HOCKENBERRY: Clela, you don’t think that’s profound?

ROREX: Well, I think I learned later that it was profound. …It was very simple for me. [It was] a question of am I going to be the one to take away such a right if this right exists? And I could never have lived with that.

Some Americans seem to make a career of legislating morality today; they often claim the blessing of the Constitution on their actions even as they violate the First Amendment that says the government shall make no establishment of religion in order to grossly expand the definition of “prohibiting the free exercise thereof” to mean that people can use their religion to strip other people of their rights. Taking away rights they don’t like is their bread and butter.

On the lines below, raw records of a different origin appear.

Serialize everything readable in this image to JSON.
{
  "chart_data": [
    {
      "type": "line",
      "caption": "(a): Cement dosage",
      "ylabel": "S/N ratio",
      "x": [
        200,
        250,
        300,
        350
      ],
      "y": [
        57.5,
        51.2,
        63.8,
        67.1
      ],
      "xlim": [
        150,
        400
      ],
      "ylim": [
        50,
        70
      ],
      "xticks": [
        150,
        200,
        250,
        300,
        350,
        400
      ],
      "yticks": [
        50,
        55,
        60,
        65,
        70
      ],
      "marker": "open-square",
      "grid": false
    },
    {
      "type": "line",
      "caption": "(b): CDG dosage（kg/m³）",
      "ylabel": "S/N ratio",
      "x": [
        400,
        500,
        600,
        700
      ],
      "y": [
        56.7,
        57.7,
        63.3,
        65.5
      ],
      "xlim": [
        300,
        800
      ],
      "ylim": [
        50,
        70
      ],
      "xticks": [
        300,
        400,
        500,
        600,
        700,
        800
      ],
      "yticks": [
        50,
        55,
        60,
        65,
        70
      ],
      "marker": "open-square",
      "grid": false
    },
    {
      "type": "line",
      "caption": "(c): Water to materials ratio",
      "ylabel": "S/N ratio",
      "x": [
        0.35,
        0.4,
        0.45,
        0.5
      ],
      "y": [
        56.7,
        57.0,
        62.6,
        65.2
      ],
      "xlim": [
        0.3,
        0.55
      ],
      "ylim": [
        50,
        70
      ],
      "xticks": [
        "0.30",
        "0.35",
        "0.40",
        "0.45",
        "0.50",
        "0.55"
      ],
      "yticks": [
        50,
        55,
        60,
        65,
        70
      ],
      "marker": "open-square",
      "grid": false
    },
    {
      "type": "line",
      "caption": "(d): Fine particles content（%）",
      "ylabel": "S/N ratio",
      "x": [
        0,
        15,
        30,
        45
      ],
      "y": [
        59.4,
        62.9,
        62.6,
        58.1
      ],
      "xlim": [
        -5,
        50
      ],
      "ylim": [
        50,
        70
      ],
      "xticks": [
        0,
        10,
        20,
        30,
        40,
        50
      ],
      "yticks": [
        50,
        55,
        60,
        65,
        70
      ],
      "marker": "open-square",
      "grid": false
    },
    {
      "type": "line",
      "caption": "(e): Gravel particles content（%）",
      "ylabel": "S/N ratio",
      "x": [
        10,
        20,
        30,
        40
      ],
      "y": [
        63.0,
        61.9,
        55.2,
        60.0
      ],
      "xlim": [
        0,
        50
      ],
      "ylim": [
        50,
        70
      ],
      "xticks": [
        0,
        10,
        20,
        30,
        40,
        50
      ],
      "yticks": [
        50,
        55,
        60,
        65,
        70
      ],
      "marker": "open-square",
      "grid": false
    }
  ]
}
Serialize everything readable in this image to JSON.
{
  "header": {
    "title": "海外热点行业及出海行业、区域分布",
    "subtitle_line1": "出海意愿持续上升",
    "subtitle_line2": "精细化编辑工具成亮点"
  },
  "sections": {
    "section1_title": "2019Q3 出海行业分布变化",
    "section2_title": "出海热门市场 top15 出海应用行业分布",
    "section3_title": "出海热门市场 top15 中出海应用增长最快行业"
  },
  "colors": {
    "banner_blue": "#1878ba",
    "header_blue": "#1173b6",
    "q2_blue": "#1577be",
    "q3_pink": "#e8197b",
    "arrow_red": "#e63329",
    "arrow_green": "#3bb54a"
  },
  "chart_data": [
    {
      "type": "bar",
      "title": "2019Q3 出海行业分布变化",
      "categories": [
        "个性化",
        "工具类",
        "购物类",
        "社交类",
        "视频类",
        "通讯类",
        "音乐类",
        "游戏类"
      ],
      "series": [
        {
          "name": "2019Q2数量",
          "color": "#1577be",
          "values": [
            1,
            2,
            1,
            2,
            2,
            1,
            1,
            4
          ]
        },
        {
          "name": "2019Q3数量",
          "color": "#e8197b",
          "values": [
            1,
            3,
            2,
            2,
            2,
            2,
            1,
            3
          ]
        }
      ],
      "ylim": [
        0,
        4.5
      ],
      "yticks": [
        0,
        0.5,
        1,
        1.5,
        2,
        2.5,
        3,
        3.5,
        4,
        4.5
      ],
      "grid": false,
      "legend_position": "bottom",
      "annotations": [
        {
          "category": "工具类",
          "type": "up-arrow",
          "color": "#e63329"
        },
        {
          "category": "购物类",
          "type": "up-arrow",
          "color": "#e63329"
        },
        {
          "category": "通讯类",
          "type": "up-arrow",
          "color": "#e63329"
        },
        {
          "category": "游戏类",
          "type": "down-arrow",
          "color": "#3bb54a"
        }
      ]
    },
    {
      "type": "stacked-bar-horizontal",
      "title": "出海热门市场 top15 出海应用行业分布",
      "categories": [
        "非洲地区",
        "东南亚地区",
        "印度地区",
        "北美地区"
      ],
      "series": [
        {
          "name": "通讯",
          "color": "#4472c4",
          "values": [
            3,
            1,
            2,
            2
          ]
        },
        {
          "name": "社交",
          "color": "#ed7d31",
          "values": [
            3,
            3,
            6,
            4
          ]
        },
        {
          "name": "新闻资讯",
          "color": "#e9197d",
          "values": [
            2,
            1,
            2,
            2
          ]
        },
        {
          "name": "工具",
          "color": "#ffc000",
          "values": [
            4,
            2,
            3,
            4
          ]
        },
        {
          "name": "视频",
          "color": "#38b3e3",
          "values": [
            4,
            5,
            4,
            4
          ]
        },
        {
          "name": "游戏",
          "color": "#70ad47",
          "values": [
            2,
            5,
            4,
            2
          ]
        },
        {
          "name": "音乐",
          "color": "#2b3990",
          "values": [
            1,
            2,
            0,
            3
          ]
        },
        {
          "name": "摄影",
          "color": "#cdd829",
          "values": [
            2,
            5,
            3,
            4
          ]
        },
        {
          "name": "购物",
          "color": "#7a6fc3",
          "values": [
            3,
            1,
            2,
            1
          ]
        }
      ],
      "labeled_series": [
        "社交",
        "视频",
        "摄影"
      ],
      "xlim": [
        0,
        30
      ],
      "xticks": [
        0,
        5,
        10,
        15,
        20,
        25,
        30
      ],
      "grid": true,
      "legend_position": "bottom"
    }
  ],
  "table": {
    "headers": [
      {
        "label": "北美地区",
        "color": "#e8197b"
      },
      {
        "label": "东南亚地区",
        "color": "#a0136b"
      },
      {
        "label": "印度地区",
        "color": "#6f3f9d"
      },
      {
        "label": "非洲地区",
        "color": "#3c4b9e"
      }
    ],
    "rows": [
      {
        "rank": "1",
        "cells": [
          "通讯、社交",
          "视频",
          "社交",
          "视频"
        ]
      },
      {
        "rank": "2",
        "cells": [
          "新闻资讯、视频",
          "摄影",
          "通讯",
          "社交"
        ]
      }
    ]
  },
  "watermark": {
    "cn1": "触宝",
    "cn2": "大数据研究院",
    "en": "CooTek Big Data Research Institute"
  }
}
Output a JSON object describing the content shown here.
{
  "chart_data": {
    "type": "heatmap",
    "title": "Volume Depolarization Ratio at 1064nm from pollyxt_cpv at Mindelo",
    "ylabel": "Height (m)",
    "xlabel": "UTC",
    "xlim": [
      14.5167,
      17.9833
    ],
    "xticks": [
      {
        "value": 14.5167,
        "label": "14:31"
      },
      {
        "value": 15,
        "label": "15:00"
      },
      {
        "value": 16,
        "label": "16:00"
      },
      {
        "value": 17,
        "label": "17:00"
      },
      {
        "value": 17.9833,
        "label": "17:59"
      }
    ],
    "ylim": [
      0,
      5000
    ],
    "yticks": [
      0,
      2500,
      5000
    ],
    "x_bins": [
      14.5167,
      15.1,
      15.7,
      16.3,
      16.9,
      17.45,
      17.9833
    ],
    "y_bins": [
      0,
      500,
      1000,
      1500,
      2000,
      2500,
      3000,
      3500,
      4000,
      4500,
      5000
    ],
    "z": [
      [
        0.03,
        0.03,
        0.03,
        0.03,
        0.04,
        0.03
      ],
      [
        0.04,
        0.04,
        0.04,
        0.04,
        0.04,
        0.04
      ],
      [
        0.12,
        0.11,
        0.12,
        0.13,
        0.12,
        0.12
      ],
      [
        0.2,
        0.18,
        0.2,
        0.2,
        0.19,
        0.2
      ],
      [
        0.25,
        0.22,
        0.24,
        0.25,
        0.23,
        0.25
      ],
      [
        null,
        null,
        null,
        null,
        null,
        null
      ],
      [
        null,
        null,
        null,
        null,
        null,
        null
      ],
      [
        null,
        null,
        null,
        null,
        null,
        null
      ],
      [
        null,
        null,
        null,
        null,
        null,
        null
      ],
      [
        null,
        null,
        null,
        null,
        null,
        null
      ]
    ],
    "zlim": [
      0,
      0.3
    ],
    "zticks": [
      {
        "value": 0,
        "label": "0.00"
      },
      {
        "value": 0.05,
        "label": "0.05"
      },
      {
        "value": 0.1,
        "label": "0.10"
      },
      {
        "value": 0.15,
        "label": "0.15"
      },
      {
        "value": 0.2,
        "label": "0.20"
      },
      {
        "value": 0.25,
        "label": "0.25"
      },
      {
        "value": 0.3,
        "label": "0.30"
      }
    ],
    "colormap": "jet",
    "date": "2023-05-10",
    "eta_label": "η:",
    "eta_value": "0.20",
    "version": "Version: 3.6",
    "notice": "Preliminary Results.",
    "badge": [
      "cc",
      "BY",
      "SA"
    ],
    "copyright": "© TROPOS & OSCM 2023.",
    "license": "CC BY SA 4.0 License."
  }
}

Ms. Rorex addressed this at the end of her interview, when the host rather callously said that the same-sex marriage licenses she issued were a “different spin on the mindless paperwork of a clerk”:

It was mindless paperwork… you just don’t think that someone in an administrative level of government really can be called upon sometimes to make important decisions. When you look at things now, with the Supreme Court soon to hear once again whether marriage equality will be the law of the land, you see administrative officials, county clerks and others, putting up all kinds of roadblocks to try to not issue licenses to same-sex couples. You see administrative officials saying they’re not going to change the gender on a driver’s license or on a birth certificate. It’s very petty to me, it’s petty. Government officials I feel get hamstrung with red tape and they should find a way around it. It’s not like you’re asking for the impossible.

She is generous to give these officials the out of saying they are hampered by red tape. We will follow her lead and go along with this explanation for all the personal decisions about what is legal and what isn’t and encourage everyone to educate any government official they encounter who does not understand the law and their duty to it as clearly as Ms. Rorex. The job and purpose of a government official is to administer the law, not set up roadblocks to it based on their personal beliefs and feelings. If a law is to be contested, and its constitutionality questioned, that must be done in the public forum of the legislature, not an individual’s lunch break. We all have a say in what is legal in this country; let’s all make the decision, as Clela Rorex did, not to take away other people’s rights in the name of our own.